Moskau: »Wir haben durchgehalten«
Fahnen wehten auf dem Roten Platz, und der Generalsekretär, auf sieben Meter Länge vergrößert, winkte den Gästen von riesigen Plakatwänden mit erhobenem Arm entgegen.
Partei- und Regierungsvertreter aus 104 Ländern waren nach Moskau gekommen, als am Mittwoch vergangener Woche im Kongreß-Palast des Kreml Leonid Breschnew seine Geburtstagsrede für den Sowjetstaat hielt: Die Oktoberrevolution sei vor 60 Jahren »der Anfang des Weges« gewesen, der »der ganzen Menschheit beschieden ist«, las der Staatschef, von Applaus begleitet, vom Blatt.

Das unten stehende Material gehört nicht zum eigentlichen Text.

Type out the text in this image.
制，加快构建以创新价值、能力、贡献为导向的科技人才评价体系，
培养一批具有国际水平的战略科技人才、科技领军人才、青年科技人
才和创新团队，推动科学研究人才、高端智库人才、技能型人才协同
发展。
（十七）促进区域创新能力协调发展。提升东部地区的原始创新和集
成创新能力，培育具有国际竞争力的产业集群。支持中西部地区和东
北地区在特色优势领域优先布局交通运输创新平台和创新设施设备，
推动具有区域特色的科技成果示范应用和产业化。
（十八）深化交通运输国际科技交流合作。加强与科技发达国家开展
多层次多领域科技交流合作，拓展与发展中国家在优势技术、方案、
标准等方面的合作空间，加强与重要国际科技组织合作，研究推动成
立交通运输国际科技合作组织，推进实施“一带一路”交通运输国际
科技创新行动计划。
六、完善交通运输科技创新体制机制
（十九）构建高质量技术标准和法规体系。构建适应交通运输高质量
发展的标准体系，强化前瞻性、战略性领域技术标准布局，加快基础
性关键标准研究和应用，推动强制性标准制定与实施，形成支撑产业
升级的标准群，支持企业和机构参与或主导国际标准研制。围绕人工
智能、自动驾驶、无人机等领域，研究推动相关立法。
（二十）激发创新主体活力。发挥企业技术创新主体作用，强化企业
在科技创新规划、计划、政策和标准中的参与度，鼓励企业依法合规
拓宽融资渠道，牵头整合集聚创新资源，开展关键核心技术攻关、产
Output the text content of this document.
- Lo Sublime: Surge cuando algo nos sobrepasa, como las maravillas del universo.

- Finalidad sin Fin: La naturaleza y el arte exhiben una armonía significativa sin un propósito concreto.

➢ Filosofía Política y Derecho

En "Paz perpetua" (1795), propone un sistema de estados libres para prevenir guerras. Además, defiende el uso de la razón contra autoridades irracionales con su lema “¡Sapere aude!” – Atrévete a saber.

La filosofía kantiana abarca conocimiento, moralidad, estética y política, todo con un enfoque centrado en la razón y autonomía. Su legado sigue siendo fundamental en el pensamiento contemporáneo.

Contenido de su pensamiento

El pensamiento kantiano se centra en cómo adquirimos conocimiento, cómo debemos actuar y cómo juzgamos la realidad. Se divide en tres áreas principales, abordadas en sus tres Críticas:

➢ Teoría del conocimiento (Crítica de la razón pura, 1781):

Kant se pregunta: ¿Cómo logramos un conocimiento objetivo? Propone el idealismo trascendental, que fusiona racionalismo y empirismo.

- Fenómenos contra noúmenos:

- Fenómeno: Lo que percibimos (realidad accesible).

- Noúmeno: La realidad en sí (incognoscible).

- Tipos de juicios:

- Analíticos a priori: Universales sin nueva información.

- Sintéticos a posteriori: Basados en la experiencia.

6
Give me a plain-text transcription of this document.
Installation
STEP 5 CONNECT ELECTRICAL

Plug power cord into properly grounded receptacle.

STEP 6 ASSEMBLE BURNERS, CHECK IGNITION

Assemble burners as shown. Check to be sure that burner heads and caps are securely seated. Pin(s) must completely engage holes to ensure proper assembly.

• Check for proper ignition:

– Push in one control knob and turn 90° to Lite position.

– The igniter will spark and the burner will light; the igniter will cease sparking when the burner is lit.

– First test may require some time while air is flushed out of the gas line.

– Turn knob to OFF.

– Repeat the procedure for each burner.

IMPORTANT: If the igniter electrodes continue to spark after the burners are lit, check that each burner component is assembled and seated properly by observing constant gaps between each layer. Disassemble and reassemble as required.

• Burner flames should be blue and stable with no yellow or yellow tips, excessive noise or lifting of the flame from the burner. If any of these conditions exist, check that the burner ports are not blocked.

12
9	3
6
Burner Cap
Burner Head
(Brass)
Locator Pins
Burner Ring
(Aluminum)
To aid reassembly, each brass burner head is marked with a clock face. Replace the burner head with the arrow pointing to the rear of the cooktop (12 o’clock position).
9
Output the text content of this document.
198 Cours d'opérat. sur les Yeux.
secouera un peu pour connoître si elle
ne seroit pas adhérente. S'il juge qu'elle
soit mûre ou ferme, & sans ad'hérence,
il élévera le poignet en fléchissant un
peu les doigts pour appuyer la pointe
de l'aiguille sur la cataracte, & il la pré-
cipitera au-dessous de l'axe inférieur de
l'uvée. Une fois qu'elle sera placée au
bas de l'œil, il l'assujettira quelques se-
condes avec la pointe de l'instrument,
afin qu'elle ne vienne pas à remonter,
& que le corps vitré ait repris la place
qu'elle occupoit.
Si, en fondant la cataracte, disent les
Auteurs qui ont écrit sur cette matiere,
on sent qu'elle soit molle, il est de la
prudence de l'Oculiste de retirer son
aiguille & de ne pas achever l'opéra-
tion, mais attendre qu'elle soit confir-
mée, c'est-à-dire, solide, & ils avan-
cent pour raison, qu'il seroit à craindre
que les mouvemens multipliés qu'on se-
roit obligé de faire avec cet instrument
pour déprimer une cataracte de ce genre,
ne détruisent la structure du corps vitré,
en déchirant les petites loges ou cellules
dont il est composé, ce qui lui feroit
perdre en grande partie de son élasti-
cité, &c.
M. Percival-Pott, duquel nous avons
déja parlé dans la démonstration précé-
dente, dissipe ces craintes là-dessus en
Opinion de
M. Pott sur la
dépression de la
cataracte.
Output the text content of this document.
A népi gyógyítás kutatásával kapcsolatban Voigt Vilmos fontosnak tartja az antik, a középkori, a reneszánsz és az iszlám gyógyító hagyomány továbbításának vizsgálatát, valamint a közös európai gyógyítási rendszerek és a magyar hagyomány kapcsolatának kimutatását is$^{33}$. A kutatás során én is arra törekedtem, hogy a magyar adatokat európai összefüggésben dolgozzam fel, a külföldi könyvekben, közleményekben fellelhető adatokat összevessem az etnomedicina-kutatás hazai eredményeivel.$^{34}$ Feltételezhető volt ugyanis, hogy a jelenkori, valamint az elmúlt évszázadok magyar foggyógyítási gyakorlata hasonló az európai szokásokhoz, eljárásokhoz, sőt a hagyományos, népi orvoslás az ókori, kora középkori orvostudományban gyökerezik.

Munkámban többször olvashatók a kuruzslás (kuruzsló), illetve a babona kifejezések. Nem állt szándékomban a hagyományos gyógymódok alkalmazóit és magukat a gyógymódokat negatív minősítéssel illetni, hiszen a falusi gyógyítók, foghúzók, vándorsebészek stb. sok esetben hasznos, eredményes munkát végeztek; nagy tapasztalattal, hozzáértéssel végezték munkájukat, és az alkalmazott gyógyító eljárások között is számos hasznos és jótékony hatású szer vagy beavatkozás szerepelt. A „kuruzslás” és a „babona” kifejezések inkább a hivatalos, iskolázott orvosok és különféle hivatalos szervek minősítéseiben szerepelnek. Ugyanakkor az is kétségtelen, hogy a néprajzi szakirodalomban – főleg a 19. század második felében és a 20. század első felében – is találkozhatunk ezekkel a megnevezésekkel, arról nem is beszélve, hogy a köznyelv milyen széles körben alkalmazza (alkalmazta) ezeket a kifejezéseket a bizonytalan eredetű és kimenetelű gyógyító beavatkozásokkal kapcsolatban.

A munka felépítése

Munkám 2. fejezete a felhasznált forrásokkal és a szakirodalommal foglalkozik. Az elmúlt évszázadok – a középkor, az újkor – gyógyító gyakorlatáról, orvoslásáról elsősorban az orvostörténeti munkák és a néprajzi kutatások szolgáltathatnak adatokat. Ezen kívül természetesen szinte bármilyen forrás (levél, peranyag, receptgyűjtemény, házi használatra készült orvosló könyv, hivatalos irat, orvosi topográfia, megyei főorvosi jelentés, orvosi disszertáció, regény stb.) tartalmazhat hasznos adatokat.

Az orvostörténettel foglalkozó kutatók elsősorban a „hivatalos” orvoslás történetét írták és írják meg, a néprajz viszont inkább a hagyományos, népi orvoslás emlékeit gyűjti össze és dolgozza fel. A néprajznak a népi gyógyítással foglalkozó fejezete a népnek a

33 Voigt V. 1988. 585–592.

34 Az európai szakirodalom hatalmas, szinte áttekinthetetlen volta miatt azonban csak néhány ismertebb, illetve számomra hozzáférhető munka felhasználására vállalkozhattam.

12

»Wir haben durchgehalten«, rief Breschnew dann in den Saal, der Beifall schwoll an. »Wir haben gesiegt«, steigerte er, und die 6000 Zuhörer klatschten tosend Beifall.
Mit ihrem Oktoberfest, das am Montag in der Militärparade auf dem Roten Platz gipfelt, wollten die Sowjet-Führer ein neues, gewandeltes Bild von der sozialistischen Supermacht vermitteln: In den Reden der Funktionäre wurde der Sowjet-Sozialismus als so weit fortgeschritten dargestellt, daß mit der neuen Staatsverfassung der Übergang zum Kommunismus beginne. Auch gänzlich neue weltpolitische Perspektiven taten sich auf, als Breschnew vorschlug, sämtliche Nuklearwaffen auf der Welt zu vernichten.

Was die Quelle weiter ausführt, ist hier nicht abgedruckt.